14. Artikel 7, § 1, 2e lid, van het ontwerp stipuleert dat de Nationale Veiligheidsoverheid – dit is de overheid die bevoegd is voor de afgifte of de intrekking van veiligheidsmachtigingen, veiligheidsattesten en veiligheidsadviezen – eveneens over een rechtstreekse toegang tot de gegevensbank Haatpropagandisten kan beschikken. Volgens het verslag aan de Koning bij het Ontwerp is deze toegang noodzakelijk om beslissingen van deze overheid in deze databank te kunnen inbrengen. De Commissie dringt er op aan om deze finaliteit waarvoor de Nationale Veiligheidsoverheid toegang zal hebben, op te nemen in de tekst van het ontwerp zelf.

15. Het derde lid van hetzelfde artikel voorziet dat vier diensten – die worden opgesomd in de punten b), c), e) en i) van artikel 44/11/3ter, §2, 1e lid WPA – die vandaag reeds via een rechtstreekse bevraging toegang hebben tot gegevens in de FTF-databank - in de toekomst ook een toegang zouden krijgen tot gegevens van gevalideerde én van potentiële4 Haatpropagandisten. In concreto dus krijgen de Algemene Directie Cisiscentrum, de Algemene Directie Veiligheid en Preventie van de FOD Binnenlandse Zaken, het Directoraat-generaal Consulaire Zaken van de FOD Buitenlandse Zaken en de Onderzoeks – en Opsporingsdiensten van de Douane toegang tot zowel de gevalideerde als de zgn.

“potentiële” Haatpropagandisten. Het verslag aan de Koning (dat overigens nu en dan passages bevat die zijn gekopieerd van het verslag aan de Koning uit het ontwerp KB Terrorist Fighters en dus niet toepasselijk zijn …) legt niet uit wat de pertinentie van die toegangen is voor elk van de verschillende

4 Zoals bedoeld in artikel 6, §1, 2°, van het ontwerp.

(7)

diensten. Er wordt enkel gesteld “dat is gebleken, dat een rechtstreekse bevraging voldoende is”.

Waaruit dat is gebleken blijft duister. De Commissie stelt zich de vraag wat hiertoe de motivering is en zij verzoekt om de argumenten die deze (verruimde) bevragingsmogelijkheid kunnen rechtvaardigen op te nemen in het verslag aan de Koning en dit per aangewezen dienst. Op het eerste zicht immers ziet de Commissie niet onmiddellijk de pertinentie in van de toegang tot deze gegevens (en al zeker wat betreft de potentiële Haatpredikers) voor de ADVP, voor Buitenlandse Zaken of voor de Douane. Er mag immers niet over het hoofd gezien worden dat deze haatpredikers niet noodzakelijk al een misdrijf hebben gepleegd. De potentiële haatpredikers hebben zelfs, met aan zekerheid grenzende waarschijnlijkheid, (nog) geen misdrijven gepleegd.

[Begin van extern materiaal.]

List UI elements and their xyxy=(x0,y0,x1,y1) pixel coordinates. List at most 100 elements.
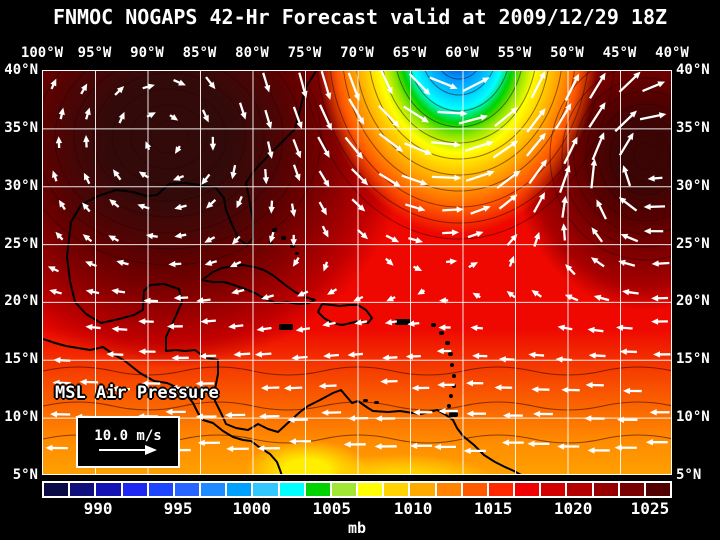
wind-arrow xyxy=(526,132,546,157)
wind-arrow xyxy=(174,203,187,211)
wind-arrow xyxy=(53,357,71,364)
wind-arrow xyxy=(410,442,433,450)
wind-arrow-head xyxy=(291,354,299,361)
wind-arrow xyxy=(591,227,604,243)
wind-arrow-head xyxy=(83,134,90,143)
contour-ring xyxy=(621,129,671,183)
wind-arrow-head xyxy=(287,416,295,424)
wind-arrow xyxy=(436,347,452,355)
wind-arrow-head xyxy=(555,356,563,363)
wind-arrow xyxy=(47,266,59,273)
wind-arrow xyxy=(347,351,363,358)
wind-arrow-head xyxy=(264,84,271,93)
wind-arrow-head xyxy=(111,385,119,393)
wind-arrow xyxy=(439,297,449,304)
lat-tick-label: 5°N xyxy=(12,467,38,483)
wind-arrow-head xyxy=(197,439,205,447)
wind-arrow-head xyxy=(325,92,332,100)
colorbar-tick-label: 1010 xyxy=(393,499,433,518)
contour-ring xyxy=(303,71,615,240)
colorbar-cell xyxy=(619,483,644,496)
wind-arrow xyxy=(348,98,365,125)
wind-arrow-head xyxy=(174,146,182,154)
contour-ring xyxy=(549,71,671,261)
wind-arrow xyxy=(528,351,545,359)
wind-arrow xyxy=(591,132,605,161)
wind-arrow-head xyxy=(475,231,484,238)
wind-arrow-head xyxy=(289,438,297,445)
wind-arrow-head xyxy=(531,386,539,393)
wind-arrow-head xyxy=(480,114,488,121)
lon-tick-label: 70°W xyxy=(340,45,374,61)
lat-tick-label: 20°N xyxy=(4,293,38,310)
wind-arrow-shaft xyxy=(378,104,399,127)
contour-ring xyxy=(356,71,562,176)
lat-tick-label: 40°N xyxy=(676,62,710,78)
wind-arrow xyxy=(385,234,400,243)
wind-arrow-head xyxy=(508,255,515,264)
wind-arrow xyxy=(231,288,245,295)
wind-arrow xyxy=(587,447,610,454)
wind-arrow-shaft xyxy=(589,74,605,99)
wind-arrow xyxy=(49,411,71,418)
wind-arrow-head xyxy=(643,203,651,211)
wind-arrow xyxy=(351,198,366,212)
colorbar-cell xyxy=(515,483,540,496)
wind-arrow-head xyxy=(614,444,622,451)
wind-arrow-head xyxy=(616,324,624,332)
wind-arrow xyxy=(412,264,423,271)
wind-arrow xyxy=(106,351,124,358)
wind-arrow xyxy=(84,107,91,120)
wind-arrow-head xyxy=(165,408,173,416)
wind-arrow xyxy=(589,72,606,99)
wind-arrow xyxy=(649,409,670,416)
wind-arrow xyxy=(260,384,280,392)
wind-arrow xyxy=(408,73,431,96)
wind-arrow-head xyxy=(204,236,213,243)
wind-arrow-head xyxy=(596,199,603,208)
wind-arrow-head xyxy=(410,442,418,450)
wind-arrow xyxy=(530,71,546,99)
wind-arrow-head xyxy=(557,324,565,331)
wind-arrow-head xyxy=(412,409,420,416)
wind-arrow xyxy=(322,261,329,272)
wind-arrow-head xyxy=(106,351,114,358)
island xyxy=(363,399,368,402)
island xyxy=(439,331,444,335)
wind-arrow xyxy=(618,71,641,93)
colorbar-cell xyxy=(174,483,200,496)
wind-arrow-head xyxy=(538,108,546,116)
wind-arrow-shaft xyxy=(492,141,517,159)
wind-arrow xyxy=(231,235,241,245)
wind-arrow xyxy=(51,170,59,182)
wind-arrow xyxy=(468,262,478,269)
wind-arrow xyxy=(647,175,663,182)
wind-arrow-head xyxy=(584,415,592,422)
wind-arrow-head xyxy=(199,352,207,360)
wind-arrow xyxy=(508,255,515,267)
contour-ring xyxy=(573,77,671,235)
wind-arrow xyxy=(354,319,368,326)
wind-arrow-head xyxy=(564,294,573,301)
wind-arrow xyxy=(404,142,433,155)
wind-arrow-head xyxy=(375,415,383,422)
wind-arrow xyxy=(642,81,666,93)
colorbar-cell xyxy=(44,483,69,496)
wind-arrow-head xyxy=(405,353,413,360)
wind-arrow xyxy=(321,409,342,416)
wind-arrow-head xyxy=(171,354,179,362)
island xyxy=(431,323,436,327)
wind-arrow xyxy=(353,295,364,302)
wind-arrow xyxy=(401,174,428,186)
wind-arrow xyxy=(384,318,397,326)
wind-arrow-head xyxy=(83,172,90,181)
lon-tick-label: 75°W xyxy=(287,45,322,61)
wind-arrow xyxy=(403,105,430,123)
wind-arrow-head xyxy=(256,325,264,333)
wind-arrow-head xyxy=(391,236,400,243)
colorbar-tick-label: 1005 xyxy=(312,499,352,518)
wind-arrow xyxy=(585,381,604,389)
wind-arrow-head xyxy=(465,379,473,387)
wind-arrow-head xyxy=(414,264,423,271)
wind-arrow-head xyxy=(82,202,90,210)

e) Artikel 10 van het ontwerp

16. In artikel 10 van het ontwerp wordt bepaald dat geen enkele andere dienst of instelling toegang mag hebben tot de zogenaamde “inlichtingenfiche”, dan de diensten die over een rechtstreeks toegangsrecht tot de Gegevensbank Haatpropagandisten beschikken.

17. De Commissie stelt zich wel de vraag waarom de toegang tot de “inlichtingenfiche” niet aan de voorwaarde onderworpen is dat elke toegangsgerechtigde persoon over een veiligheidsmachtiging dient te beschikken, terwijl deze voorwaarde nochtans wel voorzien is voor de toegang tot de

“informatiekaart” (die in beginsel minder informatie zou mogen bevatten dan de inlichtingenfiche).

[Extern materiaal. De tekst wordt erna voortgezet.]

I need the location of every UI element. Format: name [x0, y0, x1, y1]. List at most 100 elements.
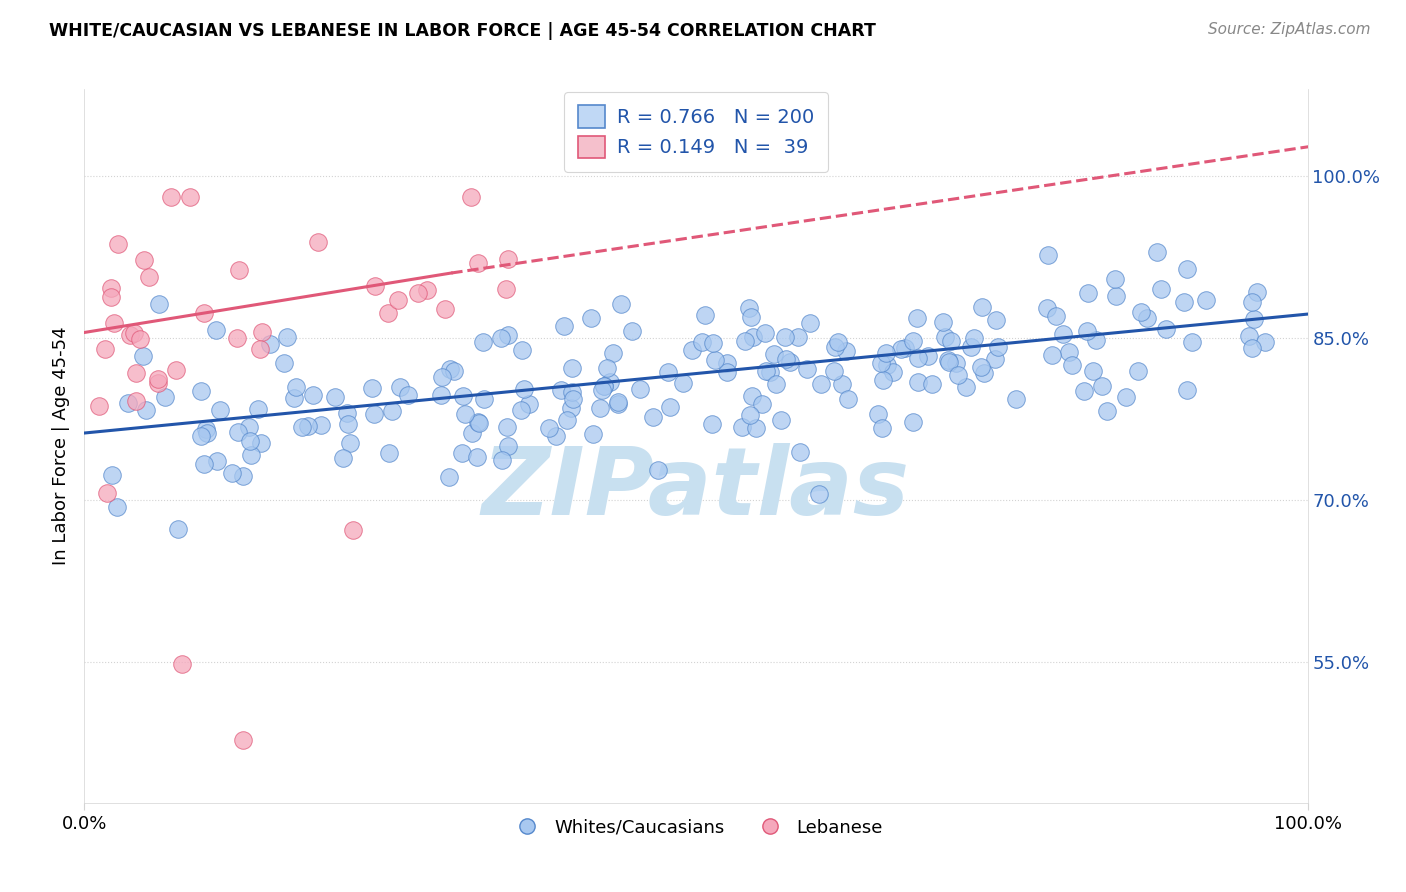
Point	[1036, 248, 1059, 262]
Point	[582, 427, 605, 442]
Point	[451, 446, 474, 460]
Point	[128, 332, 150, 346]
Point	[467, 256, 489, 270]
Point	[193, 306, 215, 320]
Point	[593, 379, 616, 393]
Point	[323, 390, 346, 404]
Point	[775, 330, 797, 344]
Point	[276, 330, 298, 344]
Point	[1246, 285, 1268, 299]
Point	[544, 429, 567, 443]
Point	[1154, 322, 1177, 336]
Point	[301, 388, 323, 402]
Point	[807, 487, 830, 501]
Point	[309, 417, 332, 432]
Point	[553, 319, 575, 334]
Point	[103, 316, 125, 330]
Point	[561, 392, 583, 406]
Point	[972, 300, 994, 314]
Point	[607, 397, 630, 411]
Point	[1045, 310, 1067, 324]
Point	[498, 252, 520, 266]
Point	[755, 364, 778, 378]
Point	[657, 366, 679, 380]
Point	[745, 421, 768, 435]
Point	[250, 325, 273, 339]
Point	[589, 401, 612, 415]
Point	[454, 407, 477, 421]
Text: ZIPatlas: ZIPatlas	[482, 442, 910, 535]
Point	[273, 356, 295, 370]
Point	[810, 377, 832, 392]
Point	[1129, 305, 1152, 319]
Point	[876, 358, 898, 372]
Point	[226, 425, 249, 440]
Point	[283, 391, 305, 405]
Point	[555, 413, 578, 427]
Point	[249, 342, 271, 356]
Point	[889, 342, 911, 356]
Point	[702, 417, 724, 431]
Point	[938, 355, 960, 369]
Point	[238, 420, 260, 434]
Point	[179, 190, 201, 204]
Point	[731, 420, 754, 434]
Point	[496, 420, 519, 434]
Point	[430, 369, 453, 384]
Point	[893, 341, 915, 355]
Point	[439, 361, 461, 376]
Point	[763, 347, 786, 361]
Point	[342, 524, 364, 538]
Point	[489, 330, 512, 344]
Point	[945, 356, 967, 370]
Point	[155, 390, 177, 404]
Point	[364, 279, 387, 293]
Point	[703, 353, 725, 368]
Point	[738, 408, 761, 422]
Point	[835, 343, 858, 358]
Point	[579, 310, 602, 325]
Point	[335, 406, 357, 420]
Point	[96, 486, 118, 500]
Point	[1084, 333, 1107, 347]
Point	[239, 448, 262, 462]
Point	[986, 313, 1008, 327]
Point	[406, 285, 429, 300]
Point	[796, 361, 818, 376]
Point	[823, 364, 845, 378]
Point	[291, 420, 314, 434]
Point	[550, 383, 572, 397]
Point	[1254, 335, 1277, 350]
Point	[148, 297, 170, 311]
Point	[1175, 262, 1198, 277]
Point	[1175, 384, 1198, 398]
Point	[837, 392, 859, 406]
Point	[740, 310, 762, 324]
Point	[775, 351, 797, 366]
Point	[1115, 391, 1137, 405]
Point	[1104, 271, 1126, 285]
Point	[190, 429, 212, 443]
Point	[765, 377, 787, 392]
Point	[738, 301, 761, 315]
Point	[1237, 329, 1260, 343]
Point	[948, 368, 970, 383]
Point	[239, 434, 262, 448]
Point	[232, 468, 254, 483]
Point	[1181, 334, 1204, 349]
Point	[987, 340, 1010, 354]
Point	[517, 397, 540, 411]
Point	[742, 330, 765, 344]
Point	[125, 394, 148, 409]
Point	[659, 401, 682, 415]
Point	[939, 334, 962, 348]
Point	[232, 733, 254, 747]
Point	[907, 351, 929, 365]
Point	[955, 380, 977, 394]
Point	[932, 315, 955, 329]
Point	[779, 354, 801, 368]
Point	[167, 522, 190, 536]
Point	[690, 334, 713, 349]
Point	[984, 351, 1007, 366]
Point	[443, 364, 465, 378]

f) Artikel 11 van het ontwerp

18. Artikel 11, § 2, leden 3 en 4, van het ontwerp luiden als volgt:

“Enkel de diensten die een rechtstreekse toegang hebben tot de gegevensbank Haatpropagandisten zijn gemachtigd om lijsten met persoonsgegevens en informatie hernomen in de informatiekaart met betrekking tot haatpropagandisten uit de gegevensbank te halen, en dit enkel voor intern gebruik. De behandeling van deze gegevens en informatie gebeurt door een personeelslid dat houder is van een veiligheidsmachtiging van het niveau “geheim”.

De mededeling aan andere diensten of instellingen door de basisdienst van persoonsgegevens of informatie gehaald uit de informatiekaarten van haatpropagandisten, onder de vorm van lijsten met een specifieke doelstelling, wordt niet toegestaan, met uitzondering van de gevallen zoals voorzien in artikel 44/11/3quater van de wet op het politieambt.”

19. De Commissie meent dat het laatst geciteerde lid volstrekt onduidelijk is, aangezien er niet kan uit afgeleid worden welke andere diensten of instellingen nu effectief toegang krijgen tot de

(8)

zogenaamde (delen van de ) “informatiekaart”. De in deze alinea gemaakte verwijzing naar artikel 44/11/3quater WPA lijkt daarenboven een aberratie, aangezien het juist de bedoeling van het ontwerp zou moeten zijn om voornoemd artikel uit de WPA uit te voeren en om aldus concreet aan te geven welke andere diensten of instellingen toegang krijgen tot de informatiekaart. De Commissie meent alleszins dat op grond van de huidige teksten persoonsgegevens en/of informatie uit de informatiekaart, onder de vorm van lijsten met een specifieke doelstelling, aan geen enkele andere derde dienst of overheid kan worden meegedeeld (dit is het principe zoals verwoord in het ontworpen art. 11 §2, laatste lid) bij gebreke aan uitvoeringsbesluit die de uitzonderingen zou moeten specificeren. Het is de Commissie niet duidelijk of dat de bedoeling is van de steller van het ontwerp.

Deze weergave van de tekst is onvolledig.